Issued By
Durham County Council



People in County Durham are being warned to avoid getting ripped off when they keep the home fire burning.

Durham County Council's Consumer Services are urging people to watch out for short measures when they buy solid fuel.

Over recent years, officers have received complaints and detected a number of solid fuel traders supplying short weight.

Phillip Holman, the County Council's Head of Consumer Services, said people should be cautious when choosing a supplier and buy only from those who are well established, have properly marked vehicles, are based locally and are members of the Approved Coal Merchants Scheme.

"Our officers will investigate complaints and, in addition, we will be carrying out routine spot checks on coal yards and solid fuel delivery vehicles in the County," he said.
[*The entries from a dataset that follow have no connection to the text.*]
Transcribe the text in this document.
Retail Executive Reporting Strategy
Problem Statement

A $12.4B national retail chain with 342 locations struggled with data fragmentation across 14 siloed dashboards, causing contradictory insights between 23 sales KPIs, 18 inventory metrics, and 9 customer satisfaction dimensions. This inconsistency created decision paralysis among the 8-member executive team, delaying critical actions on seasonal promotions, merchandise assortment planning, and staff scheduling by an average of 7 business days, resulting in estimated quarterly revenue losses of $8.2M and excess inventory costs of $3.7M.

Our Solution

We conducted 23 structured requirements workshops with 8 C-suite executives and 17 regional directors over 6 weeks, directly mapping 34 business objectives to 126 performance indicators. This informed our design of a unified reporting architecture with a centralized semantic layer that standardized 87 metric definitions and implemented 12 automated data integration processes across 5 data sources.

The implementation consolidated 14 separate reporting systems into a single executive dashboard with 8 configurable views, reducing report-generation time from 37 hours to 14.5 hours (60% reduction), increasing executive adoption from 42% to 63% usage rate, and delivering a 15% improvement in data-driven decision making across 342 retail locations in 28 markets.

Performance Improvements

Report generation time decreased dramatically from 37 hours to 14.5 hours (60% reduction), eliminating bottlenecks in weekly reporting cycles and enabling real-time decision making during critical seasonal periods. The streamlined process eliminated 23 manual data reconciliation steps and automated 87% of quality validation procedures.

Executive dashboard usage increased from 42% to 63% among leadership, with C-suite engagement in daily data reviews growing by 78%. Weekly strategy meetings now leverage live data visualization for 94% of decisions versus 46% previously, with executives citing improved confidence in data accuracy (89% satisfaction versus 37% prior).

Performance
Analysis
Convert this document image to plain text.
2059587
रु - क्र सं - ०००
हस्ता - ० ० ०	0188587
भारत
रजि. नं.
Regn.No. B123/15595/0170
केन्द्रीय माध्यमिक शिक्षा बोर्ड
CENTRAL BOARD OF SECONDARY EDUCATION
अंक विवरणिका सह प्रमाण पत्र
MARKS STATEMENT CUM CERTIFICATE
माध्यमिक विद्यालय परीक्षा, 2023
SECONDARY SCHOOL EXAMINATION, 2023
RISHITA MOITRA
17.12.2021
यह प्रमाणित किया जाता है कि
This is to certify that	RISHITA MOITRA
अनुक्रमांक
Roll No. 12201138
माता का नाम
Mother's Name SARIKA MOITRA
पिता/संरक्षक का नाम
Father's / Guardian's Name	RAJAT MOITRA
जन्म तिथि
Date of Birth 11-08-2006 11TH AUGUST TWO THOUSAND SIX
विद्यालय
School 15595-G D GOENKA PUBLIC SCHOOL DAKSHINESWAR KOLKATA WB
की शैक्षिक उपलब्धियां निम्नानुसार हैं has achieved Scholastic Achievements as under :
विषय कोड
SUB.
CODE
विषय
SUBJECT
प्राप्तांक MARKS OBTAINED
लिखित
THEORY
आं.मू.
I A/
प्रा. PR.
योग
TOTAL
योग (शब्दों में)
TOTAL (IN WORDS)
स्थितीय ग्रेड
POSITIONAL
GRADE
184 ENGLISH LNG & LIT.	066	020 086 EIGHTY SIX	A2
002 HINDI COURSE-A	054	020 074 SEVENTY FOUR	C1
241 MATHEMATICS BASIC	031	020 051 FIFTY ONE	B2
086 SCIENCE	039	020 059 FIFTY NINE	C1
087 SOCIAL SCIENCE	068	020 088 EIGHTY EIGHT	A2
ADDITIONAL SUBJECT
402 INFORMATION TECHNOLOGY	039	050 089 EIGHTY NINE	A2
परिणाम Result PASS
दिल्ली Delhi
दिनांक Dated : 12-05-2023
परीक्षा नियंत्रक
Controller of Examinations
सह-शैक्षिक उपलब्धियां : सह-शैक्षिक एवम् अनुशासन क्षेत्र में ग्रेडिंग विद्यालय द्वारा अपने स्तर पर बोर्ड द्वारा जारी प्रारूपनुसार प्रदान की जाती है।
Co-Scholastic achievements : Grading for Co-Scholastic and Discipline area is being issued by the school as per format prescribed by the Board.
"We have written to over 40 local traders reminding them of their obligations under current weights and measures law.

"Although the vast majority of suppliers are reputable traders, it is an area that can attract a rogue element who rip people off, normally by supplying short weight fuel.

"They take advantage of the fact that it's not easy for a customer to check whether they have received the correct amount," he said.

Anyone who believes they have received a short weight delivery can complain to Consumer Services on 0191 383 3589.

Councillor Don Ross, deputy leader of the County Council, said:  "We want to work with and advise solid fuel suppliers and their customers so that past problems with deliveries can be reduced."

Note to News Editors:  For further information contact Peter Fleming, Assistant Head of Consumer Services on 0191 383 3584 or Chris Cooper, divisional manager, on 0191 383 4468.

The supply of solid fuel is controlled under the Weights and Measures Act 1985 which requires solid fuel to be sold by net weight in prescribed quantities of 25kg, 50kg or multiples of 50kg, and specifies required markings and documentation requirements for vehicles carrying solid fuel for sale.

The Act also specifies offences for selling 'short weight' fuel and using false or unjust weighing and measuring equipment.